Emily Oster

3 min Read Emily Oster

Emily Oster

What Is the Data On Blended Families?

Q&A on American families

Emily Oster

3 min Read

I am one of the many millions of Americans in a blended family. My husband had three kids when we married, and now we have a baby together. It was my first marriage and my husband’s second. I never expected this kind of family makeup, but it’s working and we have a happy, love-filled — if chaotic — life. However, the statistics about our situation are bleak. I always see doom-and-gloom numbers saying 60% of all second marriages fail (compared with 50% of first marriages) and a wild variation in percentages on blended families. In one Google search, the first page says 60% of American families are blended, another says 50, another says 40, and another from 2015 says 16%. What is the deal here? Are these numbers current? Do the numbers break down differently when accounting for demographic and socioeconomic factors? Have there been any recent studies on second marriages/blended families?

My focus is on keeping my family healthy and happy, and no matter what the statistics say I won’t take it as some kind of prediction. But America is changing and there are so many different kinds of families that I wonder if perhaps these statistics are misleading or outdated. I’ve wondered about this for years — now that I’ve joined your group, it dawned on me you’d be the perfect person to ask!

—Curious

There are two interesting questions embedded here.

One is a pretty simple data question: What do American families look like, and how has that changed over time? That’s answerable with data. The U.S. Census, with some work, can reveal details of living arrangements that give some sense of the answer. This paper does a nice job of breaking this down and looking at the changes from 2007 to 2019.

In those data, in 2019, about 7% of kids lived in households with at least one stepparent. This is compared with 62% of children who lived with two biological parents, 26% who lived with one parent only, and 4% who did not live with either parent. The share of children living with at least one stepparent increased from 6.2% in 2007 to 7% in 2019, so that does suggest an upward trend.
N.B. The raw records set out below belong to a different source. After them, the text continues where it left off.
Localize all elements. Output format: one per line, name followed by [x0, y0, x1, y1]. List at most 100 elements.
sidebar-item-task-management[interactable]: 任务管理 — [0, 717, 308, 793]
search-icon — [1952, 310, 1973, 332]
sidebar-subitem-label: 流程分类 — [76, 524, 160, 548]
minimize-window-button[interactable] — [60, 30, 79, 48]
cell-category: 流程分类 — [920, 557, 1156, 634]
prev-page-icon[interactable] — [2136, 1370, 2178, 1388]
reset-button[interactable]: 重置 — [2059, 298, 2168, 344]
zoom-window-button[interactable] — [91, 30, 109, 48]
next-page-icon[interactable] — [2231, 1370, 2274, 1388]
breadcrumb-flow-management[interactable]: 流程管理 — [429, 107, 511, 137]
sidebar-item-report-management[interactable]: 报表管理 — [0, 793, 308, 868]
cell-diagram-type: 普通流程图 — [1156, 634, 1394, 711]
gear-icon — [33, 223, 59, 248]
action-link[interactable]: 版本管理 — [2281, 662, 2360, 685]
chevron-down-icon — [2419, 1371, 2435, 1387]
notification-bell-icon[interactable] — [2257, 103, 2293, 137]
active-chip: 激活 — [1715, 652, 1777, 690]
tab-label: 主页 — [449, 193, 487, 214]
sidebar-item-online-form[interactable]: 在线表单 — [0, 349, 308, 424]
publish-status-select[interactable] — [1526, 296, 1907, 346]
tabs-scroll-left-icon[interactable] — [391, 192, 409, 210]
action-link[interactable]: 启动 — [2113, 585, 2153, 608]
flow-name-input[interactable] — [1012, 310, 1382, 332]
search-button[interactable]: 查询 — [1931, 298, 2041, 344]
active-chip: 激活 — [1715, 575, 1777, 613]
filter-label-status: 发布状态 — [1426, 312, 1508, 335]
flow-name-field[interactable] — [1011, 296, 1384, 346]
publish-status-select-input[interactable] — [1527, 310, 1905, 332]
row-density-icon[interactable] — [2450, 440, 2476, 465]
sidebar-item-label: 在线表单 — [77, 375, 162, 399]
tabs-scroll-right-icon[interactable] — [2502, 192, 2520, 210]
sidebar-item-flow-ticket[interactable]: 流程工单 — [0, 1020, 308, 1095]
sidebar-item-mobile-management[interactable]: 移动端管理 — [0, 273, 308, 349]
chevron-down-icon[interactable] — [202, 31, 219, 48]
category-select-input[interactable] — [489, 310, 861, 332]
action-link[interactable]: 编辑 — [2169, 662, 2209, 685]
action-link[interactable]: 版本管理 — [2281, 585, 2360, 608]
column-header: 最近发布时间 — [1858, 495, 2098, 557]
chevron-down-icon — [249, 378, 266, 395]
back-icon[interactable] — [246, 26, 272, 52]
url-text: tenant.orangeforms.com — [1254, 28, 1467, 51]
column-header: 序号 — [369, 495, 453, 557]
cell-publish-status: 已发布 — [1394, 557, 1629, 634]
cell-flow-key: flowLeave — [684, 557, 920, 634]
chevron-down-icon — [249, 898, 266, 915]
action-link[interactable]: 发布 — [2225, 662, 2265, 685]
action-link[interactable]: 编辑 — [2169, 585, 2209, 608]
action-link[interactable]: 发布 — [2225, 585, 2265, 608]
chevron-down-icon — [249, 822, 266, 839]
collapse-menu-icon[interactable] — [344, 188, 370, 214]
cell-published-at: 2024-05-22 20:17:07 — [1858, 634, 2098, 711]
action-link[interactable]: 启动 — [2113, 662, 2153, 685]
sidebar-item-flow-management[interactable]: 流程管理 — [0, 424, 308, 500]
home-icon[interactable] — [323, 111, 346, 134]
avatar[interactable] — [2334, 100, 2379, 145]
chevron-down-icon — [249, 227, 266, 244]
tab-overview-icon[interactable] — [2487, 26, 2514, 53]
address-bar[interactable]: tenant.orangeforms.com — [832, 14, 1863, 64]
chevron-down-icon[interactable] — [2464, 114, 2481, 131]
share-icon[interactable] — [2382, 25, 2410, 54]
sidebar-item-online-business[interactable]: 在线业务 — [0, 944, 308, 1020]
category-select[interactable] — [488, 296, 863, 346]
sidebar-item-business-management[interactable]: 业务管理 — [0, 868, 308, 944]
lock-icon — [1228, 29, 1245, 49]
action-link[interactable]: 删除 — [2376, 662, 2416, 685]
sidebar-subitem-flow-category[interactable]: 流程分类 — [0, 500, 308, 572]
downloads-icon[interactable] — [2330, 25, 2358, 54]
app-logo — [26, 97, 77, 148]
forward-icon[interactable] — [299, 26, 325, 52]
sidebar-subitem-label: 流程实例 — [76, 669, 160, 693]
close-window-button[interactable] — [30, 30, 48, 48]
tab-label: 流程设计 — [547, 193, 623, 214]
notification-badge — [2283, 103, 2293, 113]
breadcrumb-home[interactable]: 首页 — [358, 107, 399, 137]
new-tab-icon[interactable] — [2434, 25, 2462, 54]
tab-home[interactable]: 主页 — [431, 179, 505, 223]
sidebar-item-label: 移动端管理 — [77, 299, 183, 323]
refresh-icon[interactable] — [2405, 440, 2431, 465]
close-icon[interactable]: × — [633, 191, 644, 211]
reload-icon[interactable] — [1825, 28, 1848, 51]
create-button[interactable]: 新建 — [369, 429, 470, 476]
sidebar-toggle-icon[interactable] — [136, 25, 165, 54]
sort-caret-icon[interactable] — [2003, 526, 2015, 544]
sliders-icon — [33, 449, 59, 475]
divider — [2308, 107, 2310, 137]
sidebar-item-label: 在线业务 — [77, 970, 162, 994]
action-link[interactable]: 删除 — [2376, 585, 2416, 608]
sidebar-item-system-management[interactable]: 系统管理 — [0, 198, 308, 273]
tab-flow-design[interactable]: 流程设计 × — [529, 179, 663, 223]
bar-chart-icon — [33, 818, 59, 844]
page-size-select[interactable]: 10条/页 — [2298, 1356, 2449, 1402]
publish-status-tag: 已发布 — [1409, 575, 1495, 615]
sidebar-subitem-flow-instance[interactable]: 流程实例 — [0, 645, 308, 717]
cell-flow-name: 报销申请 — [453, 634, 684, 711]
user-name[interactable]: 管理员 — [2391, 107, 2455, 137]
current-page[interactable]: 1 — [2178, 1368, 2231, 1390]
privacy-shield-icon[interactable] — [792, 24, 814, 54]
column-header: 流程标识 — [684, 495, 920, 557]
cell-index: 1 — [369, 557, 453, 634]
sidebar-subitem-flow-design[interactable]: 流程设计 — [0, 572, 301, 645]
These numbers understate the overall variation in household structure. For example, the 2014 Survey of Income and Program Participation (SIPP) estimated that 17% of children under 18 lived with at least one half-sibling. About half of those lived in two-parent households. Single-parent households are common in the U.S. There is variation in all of these numbers across demographic groups. As this paper summarized: “The living arrangements of children continue to be diverse.”

The second embedded question is about divorce rates in second marriages. It is true that second-marriage divorce rates are higher. This is probably true for several reasons. One important one is selection; the factors that lead to a first marriage’s dissolution may be persistent over time within an individual. It’s also the case that all the same factors that contribute to divorce rates in first marriages also matter here; more education lowers divorce rates, for example. If you did a full calculation, you might well find that, depending on your circumstances, your predicted second-marriage divorce rate is lower than other people’s first-marriage divorce rate.

Having said this, I would echo your point above that it doesn’t matter. All we can do, in the end, is invest in happiness in our existing relationships.